Manil Suri is good at capturing the everyday tensions between neighbors who live in close proximity to each other in an ordinary Mumbai apartment block. The petty rivalries of the women; the various relationships between couples; the dreams and aspirations of their children; the suspicions, jealousies, revenges, plots and ploys—all no different in India to those of people everywhere—all are gradually revealed but with a very Indian flavour and a subtle humour.

The Mumbai setting may be a problem for a reader unfamiliar with India and Indian culture, but most of the time (not always) the meaning of words and actions can be understood from the context in which they appear. Class tension, religious tensions, social tensions specific to India are portrayed. Marriages are arranged and the horoscopes of prospective brides and grooms are consulted. Funeral practices are discussed. Religious tensions get out of hand. An elopement takes place. And there is cliff-hanging (well, actually balcony-hanging) drama. Young couples look to Bollywood as a model for their lives and loves, and meanwhile, one is never quite sure whether Vishnu is in the afterlife or still just getting there.
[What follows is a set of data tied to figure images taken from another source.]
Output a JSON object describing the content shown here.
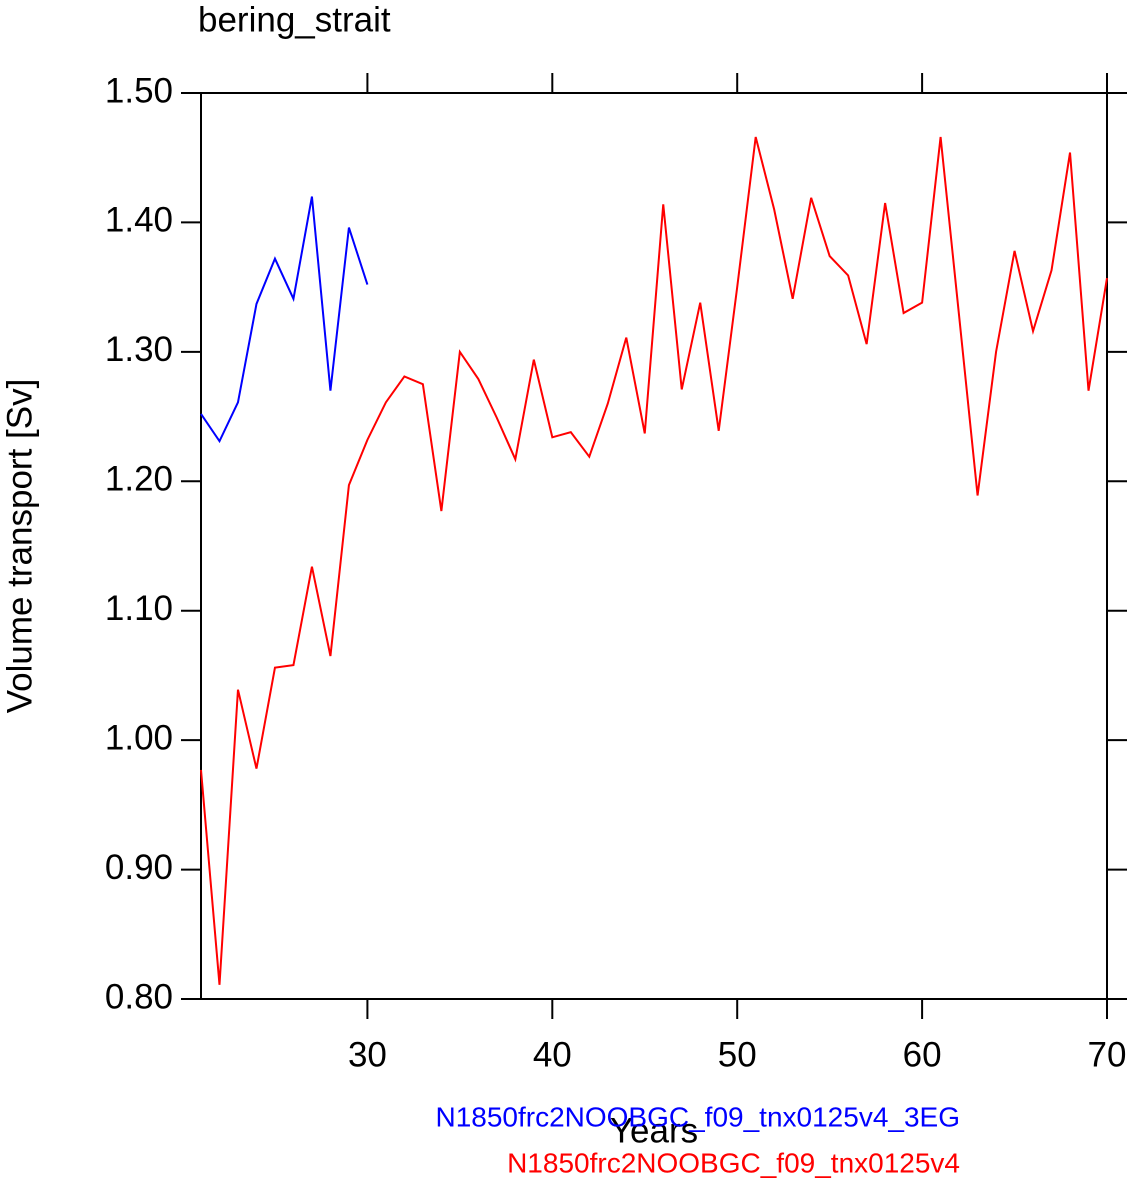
{
  "chart_data": {
    "type": "line",
    "title": "bering_strait",
    "x_label": "Years",
    "y_label": "Volume transport [Sv]",
    "xlim": [
      21,
      70
    ],
    "xticks": [
      30,
      40,
      50,
      60,
      70
    ],
    "ylim": [
      0.8,
      1.5
    ],
    "yticks": [
      {
        "value": 0.8,
        "label": "0.80"
      },
      {
        "value": 0.9,
        "label": "0.90"
      },
      {
        "value": 1.0,
        "label": "1.00"
      },
      {
        "value": 1.1,
        "label": "1.10"
      },
      {
        "value": 1.2,
        "label": "1.20"
      },
      {
        "value": 1.3,
        "label": "1.30"
      },
      {
        "value": 1.4,
        "label": "1.40"
      },
      {
        "value": 1.5,
        "label": "1.50"
      }
    ],
    "series": [
      {
        "name": "N1850frc2NOOBGC_f09_tnx0125v4_3EG",
        "color": "#0000ff",
        "x": [
          21,
          22,
          23,
          24,
          25,
          26,
          27,
          28,
          29,
          30
        ],
        "values": [
          1.252,
          1.231,
          1.261,
          1.337,
          1.372,
          1.341,
          1.42,
          1.27,
          1.396,
          1.352
        ]
      },
      {
        "name": "N1850frc2NOOBGC_f09_tnx0125v4",
        "color": "#ff0000",
        "x": [
          21,
          22,
          23,
          24,
          25,
          26,
          27,
          28,
          29,
          30,
          31,
          32,
          33,
          34,
          35,
          36,
          37,
          38,
          39,
          40,
          41,
          42,
          43,
          44,
          45,
          46,
          47,
          48,
          49,
          50,
          51,
          52,
          53,
          54,
          55,
          56,
          57,
          58,
          59,
          60,
          61,
          62,
          63,
          64,
          65,
          66,
          67,
          68,
          69,
          70
        ],
        "values": [
          0.977,
          0.811,
          1.039,
          0.978,
          1.056,
          1.058,
          1.134,
          1.065,
          1.197,
          1.232,
          1.261,
          1.281,
          1.275,
          1.177,
          1.3,
          1.279,
          1.249,
          1.217,
          1.294,
          1.234,
          1.238,
          1.219,
          1.26,
          1.311,
          1.237,
          1.414,
          1.271,
          1.338,
          1.239,
          1.35,
          1.466,
          1.41,
          1.341,
          1.419,
          1.374,
          1.359,
          1.306,
          1.415,
          1.33,
          1.338,
          1.466,
          1.328,
          1.189,
          1.3,
          1.378,
          1.316,
          1.363,
          1.454,
          1.27,
          1.357
        ]
      }
    ]
  }
}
I must admit that I found the scene of religious bigotry and persecution of the Muslim family extremely unpleasant, and it bothered me that it was broken up by a passage of mythology in which Kalki, the final avatar of the Hindu god Vishnu, exhorts him to kill infidel barbarians, including barbarian children—and he does. Manil Suri could well point to other episodes in the book where Hindu fraud and Hindu hypocrisy are equally exposed and which could be seen as balancing the picture, but this is a dangerous topic—even in fiction—as Rushdie would certainly tell him. The fact remains that the position of that passage from Hindu mythology made me uncomfortably aware that of all the families in the book, the Muslim family came off worst in the end. This is not an accusation—merely an observation about the structure of these chapters and my response to that.

Overall, I felt that this first novel was entertaining, funny, and well written, but it was certainly not the "breathtaking debut" that the dust-jacket blurb announced.